6 December 2002, 08:59  Japan's Leading Index Points to Shrinking Economy

/www.bloomberg.com/ By Daisuke Takato
Tokyo, Dec. 6 (Bloomberg) -- Japan's leading index fell to a level that points to an economic contraction in six months as consumer confidence weakened and share prices fell, suggesting Japan's recovery from recession may be ending.
The leading economic index, which measures job offers, consumer confidence, and other indicators that project future economic performance, fell to 44.4 percent in October from 66.7 percent in September. The index fell below 50, a level that signals a contraction, for the first time in 10 months.
Nintendo Co. and other companies are curbing investment in factories and machinery and firing workers, sapping growth in the world's second-biggest economy. Business spending fell 2 percent in the third quarter, the seventh straight decline, as the economy slowed, a finance ministry report yesterday showed.
``With exports slowing, and nothing happening on the business spending side, there's nothing that will spur growth,'' said Tatsuya Torikoshi, a senior economist at Daiwa Institute of Research. ``The economy will be more or less stagnant.''
Of the nine available components in the leading index, five fell, led by consumer confidence and stock prices.

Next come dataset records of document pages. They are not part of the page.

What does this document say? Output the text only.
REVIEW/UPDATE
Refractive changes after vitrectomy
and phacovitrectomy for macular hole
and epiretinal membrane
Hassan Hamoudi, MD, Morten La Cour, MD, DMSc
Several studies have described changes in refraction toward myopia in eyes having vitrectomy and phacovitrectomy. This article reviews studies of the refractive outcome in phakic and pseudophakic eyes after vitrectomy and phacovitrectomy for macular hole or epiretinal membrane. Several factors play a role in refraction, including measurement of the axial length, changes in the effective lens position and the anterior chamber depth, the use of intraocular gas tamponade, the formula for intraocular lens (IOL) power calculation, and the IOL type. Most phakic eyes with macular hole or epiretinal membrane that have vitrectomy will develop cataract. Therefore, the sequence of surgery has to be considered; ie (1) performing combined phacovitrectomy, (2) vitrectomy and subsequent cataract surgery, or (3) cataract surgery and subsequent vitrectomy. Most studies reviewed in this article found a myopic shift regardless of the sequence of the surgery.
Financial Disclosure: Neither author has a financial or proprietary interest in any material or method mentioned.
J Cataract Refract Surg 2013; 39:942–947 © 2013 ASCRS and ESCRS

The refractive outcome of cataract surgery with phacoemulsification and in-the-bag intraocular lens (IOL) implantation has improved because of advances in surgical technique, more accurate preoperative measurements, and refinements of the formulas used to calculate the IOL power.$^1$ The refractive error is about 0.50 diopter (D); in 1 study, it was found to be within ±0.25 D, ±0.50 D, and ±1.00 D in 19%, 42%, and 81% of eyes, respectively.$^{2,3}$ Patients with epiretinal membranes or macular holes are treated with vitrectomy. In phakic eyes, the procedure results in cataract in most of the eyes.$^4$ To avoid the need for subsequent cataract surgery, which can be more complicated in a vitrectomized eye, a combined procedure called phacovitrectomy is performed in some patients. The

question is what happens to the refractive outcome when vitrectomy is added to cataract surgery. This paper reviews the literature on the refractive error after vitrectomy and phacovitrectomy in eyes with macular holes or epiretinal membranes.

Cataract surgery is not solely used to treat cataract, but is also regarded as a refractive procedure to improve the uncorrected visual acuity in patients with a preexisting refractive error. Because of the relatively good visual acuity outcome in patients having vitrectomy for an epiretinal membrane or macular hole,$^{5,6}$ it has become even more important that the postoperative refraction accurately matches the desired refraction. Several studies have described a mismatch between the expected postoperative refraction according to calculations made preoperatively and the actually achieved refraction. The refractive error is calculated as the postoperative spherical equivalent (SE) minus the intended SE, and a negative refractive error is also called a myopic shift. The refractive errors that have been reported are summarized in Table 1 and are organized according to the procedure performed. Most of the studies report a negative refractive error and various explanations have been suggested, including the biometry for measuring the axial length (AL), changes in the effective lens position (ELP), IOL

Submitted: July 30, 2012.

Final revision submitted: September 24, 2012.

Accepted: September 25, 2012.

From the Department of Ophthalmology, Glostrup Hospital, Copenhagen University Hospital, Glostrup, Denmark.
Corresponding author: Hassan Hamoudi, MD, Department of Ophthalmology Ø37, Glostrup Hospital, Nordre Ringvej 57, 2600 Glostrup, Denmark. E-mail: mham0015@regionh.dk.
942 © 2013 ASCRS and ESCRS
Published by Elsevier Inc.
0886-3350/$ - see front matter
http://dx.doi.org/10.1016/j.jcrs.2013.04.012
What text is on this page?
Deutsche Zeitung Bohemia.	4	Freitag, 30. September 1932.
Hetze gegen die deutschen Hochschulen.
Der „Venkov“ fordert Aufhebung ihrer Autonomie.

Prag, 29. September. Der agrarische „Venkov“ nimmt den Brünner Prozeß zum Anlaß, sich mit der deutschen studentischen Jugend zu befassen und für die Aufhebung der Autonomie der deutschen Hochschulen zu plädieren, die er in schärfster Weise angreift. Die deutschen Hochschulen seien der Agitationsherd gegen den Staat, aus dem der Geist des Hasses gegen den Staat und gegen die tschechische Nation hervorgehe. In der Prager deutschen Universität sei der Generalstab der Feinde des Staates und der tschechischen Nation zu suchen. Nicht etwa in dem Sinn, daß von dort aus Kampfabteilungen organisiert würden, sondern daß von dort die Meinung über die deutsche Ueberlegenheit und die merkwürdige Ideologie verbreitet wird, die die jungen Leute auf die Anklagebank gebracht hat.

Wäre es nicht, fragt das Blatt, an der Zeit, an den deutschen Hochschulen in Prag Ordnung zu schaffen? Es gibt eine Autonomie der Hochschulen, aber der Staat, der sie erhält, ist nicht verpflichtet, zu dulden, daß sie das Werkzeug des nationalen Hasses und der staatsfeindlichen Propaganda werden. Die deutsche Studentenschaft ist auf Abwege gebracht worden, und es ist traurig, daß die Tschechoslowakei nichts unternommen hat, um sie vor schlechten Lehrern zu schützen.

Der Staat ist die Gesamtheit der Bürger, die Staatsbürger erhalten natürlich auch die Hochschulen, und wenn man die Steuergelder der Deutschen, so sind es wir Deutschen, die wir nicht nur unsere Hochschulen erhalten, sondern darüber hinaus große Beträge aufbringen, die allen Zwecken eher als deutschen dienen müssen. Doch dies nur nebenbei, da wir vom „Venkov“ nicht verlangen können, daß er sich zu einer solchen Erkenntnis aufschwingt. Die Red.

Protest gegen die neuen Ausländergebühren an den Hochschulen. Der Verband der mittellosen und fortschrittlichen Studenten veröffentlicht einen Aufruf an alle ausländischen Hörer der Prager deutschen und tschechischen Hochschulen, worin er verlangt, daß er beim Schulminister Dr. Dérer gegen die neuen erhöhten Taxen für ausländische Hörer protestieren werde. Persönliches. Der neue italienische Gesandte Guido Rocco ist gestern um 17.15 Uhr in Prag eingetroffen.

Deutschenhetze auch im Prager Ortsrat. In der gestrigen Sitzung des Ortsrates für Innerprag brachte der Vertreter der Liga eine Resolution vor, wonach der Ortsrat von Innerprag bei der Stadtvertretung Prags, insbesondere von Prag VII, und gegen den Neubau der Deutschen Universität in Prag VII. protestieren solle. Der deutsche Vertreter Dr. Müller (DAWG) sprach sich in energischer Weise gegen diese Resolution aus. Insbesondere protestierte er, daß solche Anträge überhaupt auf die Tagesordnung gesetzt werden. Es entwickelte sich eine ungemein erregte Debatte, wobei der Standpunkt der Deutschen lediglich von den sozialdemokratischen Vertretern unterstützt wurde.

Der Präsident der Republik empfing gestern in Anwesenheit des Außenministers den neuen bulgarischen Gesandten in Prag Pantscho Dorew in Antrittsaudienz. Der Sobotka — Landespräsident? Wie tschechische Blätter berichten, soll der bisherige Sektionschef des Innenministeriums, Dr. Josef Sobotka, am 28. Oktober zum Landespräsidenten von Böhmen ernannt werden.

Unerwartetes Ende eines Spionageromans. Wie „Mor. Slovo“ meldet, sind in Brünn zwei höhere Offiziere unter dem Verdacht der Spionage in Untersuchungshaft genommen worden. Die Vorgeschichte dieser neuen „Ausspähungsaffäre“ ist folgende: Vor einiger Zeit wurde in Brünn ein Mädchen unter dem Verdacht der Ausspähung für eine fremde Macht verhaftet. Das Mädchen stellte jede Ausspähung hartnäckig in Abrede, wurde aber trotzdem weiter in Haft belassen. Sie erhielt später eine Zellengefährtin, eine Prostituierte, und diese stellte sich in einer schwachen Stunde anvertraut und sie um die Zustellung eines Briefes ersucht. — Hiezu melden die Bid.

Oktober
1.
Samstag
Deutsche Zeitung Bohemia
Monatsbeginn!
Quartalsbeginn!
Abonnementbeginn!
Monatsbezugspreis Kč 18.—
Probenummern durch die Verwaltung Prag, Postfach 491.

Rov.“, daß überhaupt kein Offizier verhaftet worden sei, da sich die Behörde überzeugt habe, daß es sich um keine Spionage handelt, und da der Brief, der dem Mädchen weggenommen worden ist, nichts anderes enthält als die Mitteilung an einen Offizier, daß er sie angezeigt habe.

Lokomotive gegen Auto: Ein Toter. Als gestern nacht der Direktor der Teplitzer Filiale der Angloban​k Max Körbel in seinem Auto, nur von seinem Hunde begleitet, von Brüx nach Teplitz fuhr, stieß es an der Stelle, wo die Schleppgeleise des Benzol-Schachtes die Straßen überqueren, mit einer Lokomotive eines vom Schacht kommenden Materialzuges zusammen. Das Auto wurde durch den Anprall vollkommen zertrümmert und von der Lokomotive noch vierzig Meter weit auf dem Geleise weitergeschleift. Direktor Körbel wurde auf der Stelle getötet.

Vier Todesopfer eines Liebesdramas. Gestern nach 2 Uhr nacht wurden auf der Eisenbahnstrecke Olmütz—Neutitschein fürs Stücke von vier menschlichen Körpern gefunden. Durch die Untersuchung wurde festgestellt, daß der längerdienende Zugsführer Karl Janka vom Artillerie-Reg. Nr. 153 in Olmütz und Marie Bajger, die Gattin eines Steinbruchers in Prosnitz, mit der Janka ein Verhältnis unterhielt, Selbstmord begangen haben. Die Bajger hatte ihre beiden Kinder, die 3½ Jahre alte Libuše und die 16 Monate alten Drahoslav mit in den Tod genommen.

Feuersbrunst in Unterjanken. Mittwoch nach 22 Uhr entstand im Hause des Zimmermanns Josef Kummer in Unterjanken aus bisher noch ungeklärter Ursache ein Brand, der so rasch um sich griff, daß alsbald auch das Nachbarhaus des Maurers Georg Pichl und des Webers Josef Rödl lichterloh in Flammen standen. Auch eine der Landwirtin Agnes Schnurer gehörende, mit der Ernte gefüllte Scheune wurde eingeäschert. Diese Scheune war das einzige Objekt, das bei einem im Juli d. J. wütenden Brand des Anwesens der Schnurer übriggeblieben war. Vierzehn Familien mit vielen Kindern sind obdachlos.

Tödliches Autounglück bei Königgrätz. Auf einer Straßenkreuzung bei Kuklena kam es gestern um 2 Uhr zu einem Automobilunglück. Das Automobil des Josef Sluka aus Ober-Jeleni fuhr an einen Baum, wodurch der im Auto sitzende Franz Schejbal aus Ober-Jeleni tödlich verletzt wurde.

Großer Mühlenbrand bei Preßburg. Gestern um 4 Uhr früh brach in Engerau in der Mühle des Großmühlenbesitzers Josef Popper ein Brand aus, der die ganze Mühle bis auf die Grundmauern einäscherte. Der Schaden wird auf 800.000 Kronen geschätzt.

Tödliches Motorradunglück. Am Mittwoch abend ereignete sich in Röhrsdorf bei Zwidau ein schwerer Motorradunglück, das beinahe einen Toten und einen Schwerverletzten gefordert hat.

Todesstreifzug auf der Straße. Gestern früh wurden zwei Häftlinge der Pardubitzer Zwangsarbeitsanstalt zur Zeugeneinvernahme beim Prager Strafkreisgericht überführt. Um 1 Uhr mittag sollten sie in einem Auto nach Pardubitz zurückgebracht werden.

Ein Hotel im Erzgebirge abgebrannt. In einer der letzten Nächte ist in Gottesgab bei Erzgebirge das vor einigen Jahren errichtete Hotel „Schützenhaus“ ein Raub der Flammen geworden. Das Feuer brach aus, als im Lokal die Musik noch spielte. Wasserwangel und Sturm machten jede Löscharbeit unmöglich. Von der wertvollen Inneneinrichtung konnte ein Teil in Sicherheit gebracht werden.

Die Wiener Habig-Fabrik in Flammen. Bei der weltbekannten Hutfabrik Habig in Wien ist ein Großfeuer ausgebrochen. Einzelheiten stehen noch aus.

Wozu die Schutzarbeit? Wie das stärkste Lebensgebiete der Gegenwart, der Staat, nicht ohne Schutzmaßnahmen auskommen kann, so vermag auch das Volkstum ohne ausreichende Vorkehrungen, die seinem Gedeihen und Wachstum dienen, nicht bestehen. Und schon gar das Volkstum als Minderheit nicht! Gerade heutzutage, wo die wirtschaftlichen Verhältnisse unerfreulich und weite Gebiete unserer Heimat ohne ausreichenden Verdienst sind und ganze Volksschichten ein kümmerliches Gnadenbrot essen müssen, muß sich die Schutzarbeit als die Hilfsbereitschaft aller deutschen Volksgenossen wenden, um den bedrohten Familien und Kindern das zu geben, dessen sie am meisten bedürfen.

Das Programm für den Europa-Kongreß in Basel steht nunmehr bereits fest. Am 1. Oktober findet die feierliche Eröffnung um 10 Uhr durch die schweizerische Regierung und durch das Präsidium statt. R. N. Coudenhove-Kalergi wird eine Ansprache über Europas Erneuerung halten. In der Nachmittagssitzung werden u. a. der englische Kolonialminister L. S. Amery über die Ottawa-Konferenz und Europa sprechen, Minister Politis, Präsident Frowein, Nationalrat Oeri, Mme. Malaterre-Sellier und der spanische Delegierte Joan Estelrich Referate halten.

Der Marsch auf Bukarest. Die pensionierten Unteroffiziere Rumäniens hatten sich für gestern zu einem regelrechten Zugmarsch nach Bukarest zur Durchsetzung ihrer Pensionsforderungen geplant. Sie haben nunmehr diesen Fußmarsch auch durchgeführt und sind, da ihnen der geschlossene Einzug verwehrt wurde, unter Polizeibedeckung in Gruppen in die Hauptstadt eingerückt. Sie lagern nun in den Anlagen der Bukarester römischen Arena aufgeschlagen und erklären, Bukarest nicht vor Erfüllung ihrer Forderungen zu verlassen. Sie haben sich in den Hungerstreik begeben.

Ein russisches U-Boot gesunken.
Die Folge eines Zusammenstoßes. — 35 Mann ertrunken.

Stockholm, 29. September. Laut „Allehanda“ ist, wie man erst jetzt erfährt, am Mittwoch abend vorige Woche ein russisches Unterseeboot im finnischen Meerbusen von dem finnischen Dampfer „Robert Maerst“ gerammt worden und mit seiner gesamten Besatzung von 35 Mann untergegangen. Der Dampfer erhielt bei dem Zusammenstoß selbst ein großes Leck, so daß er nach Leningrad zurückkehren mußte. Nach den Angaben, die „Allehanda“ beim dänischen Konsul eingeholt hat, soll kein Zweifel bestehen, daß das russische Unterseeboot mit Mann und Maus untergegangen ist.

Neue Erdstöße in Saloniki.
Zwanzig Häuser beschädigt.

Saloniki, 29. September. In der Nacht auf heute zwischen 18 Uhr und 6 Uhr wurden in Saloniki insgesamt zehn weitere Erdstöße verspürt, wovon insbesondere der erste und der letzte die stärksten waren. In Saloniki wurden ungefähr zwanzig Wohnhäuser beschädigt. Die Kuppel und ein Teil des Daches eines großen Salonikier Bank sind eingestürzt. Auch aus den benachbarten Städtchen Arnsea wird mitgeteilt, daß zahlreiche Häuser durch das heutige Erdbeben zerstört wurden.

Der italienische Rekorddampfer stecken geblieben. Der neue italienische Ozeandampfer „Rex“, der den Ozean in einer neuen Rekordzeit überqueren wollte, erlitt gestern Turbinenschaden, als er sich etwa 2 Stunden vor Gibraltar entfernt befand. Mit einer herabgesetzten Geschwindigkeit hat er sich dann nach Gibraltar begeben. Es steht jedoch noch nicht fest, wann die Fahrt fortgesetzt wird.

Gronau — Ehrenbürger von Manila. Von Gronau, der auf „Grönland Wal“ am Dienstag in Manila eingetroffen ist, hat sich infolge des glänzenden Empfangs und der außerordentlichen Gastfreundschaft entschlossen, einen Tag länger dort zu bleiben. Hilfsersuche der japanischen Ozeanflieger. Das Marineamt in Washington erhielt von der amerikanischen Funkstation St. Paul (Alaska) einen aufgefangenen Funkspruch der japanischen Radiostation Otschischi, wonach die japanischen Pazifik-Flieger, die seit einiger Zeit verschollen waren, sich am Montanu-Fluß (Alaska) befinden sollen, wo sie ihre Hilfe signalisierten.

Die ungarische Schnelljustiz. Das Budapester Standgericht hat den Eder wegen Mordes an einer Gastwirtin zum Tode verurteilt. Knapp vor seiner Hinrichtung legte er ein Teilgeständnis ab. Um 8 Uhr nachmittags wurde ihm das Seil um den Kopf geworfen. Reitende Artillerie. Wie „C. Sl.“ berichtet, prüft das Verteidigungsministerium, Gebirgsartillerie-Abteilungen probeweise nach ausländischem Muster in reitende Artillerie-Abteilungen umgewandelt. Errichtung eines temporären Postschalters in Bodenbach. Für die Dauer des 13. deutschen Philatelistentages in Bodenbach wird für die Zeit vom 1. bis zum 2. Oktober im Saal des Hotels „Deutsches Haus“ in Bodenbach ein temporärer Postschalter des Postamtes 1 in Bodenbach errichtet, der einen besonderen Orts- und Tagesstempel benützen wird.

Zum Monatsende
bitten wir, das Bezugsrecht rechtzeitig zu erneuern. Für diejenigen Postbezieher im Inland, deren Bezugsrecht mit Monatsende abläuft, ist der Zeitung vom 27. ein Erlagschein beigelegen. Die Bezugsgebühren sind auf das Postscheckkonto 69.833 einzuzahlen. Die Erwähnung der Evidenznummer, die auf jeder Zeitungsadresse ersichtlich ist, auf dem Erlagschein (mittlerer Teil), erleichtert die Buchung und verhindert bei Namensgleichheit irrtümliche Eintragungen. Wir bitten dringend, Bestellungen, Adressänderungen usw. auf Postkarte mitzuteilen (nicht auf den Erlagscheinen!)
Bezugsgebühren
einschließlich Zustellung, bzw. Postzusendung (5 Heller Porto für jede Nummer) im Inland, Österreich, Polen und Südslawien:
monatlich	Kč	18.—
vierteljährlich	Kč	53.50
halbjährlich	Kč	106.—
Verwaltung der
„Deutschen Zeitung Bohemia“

Japanese household spending declined in October, another report today showed, as companies cut jobs and wages. Spending fell 2.3 percent, seasonally adjusted, following a 5.4 percent increase in September, the government's statistics bureau said.
Japan's economic growth slowed to 0.7 percent in the third quarter from 1 percent in the second. Exports, which grew 5.9 percent in the second quarter -- accounting for half of economic growth -- slowed to a gain of 0.5 percent in the third quarter.
Faltering exports are prompting Japanese companies to slash investment and cut jobs to remain profitable. That pushed unemployment to 5.5 percent in October -- matching last December's record high -- and is hurting consumer spending.
Coincident Index
Nintendo, the world's second-biggest video-game console maker, cut capital spending in the six months ended September to 1.59 billion yen ($12.7 million) from 4.51 billion yen a year earlier. It expects group net profit to fall by a quarter to 80 billion yen in the fiscal year ending March as shoppers slash spending.
The coincident index, which tracks factory production, power use by large manufacturers and department store sales to measure current economic performance, rose to 88.9 percent from 81.8 percent in September, today's Economic and Social Research Institute report showed.
Of the nine available components of the coincident index, eight rose, led by production, shipments and retail sales.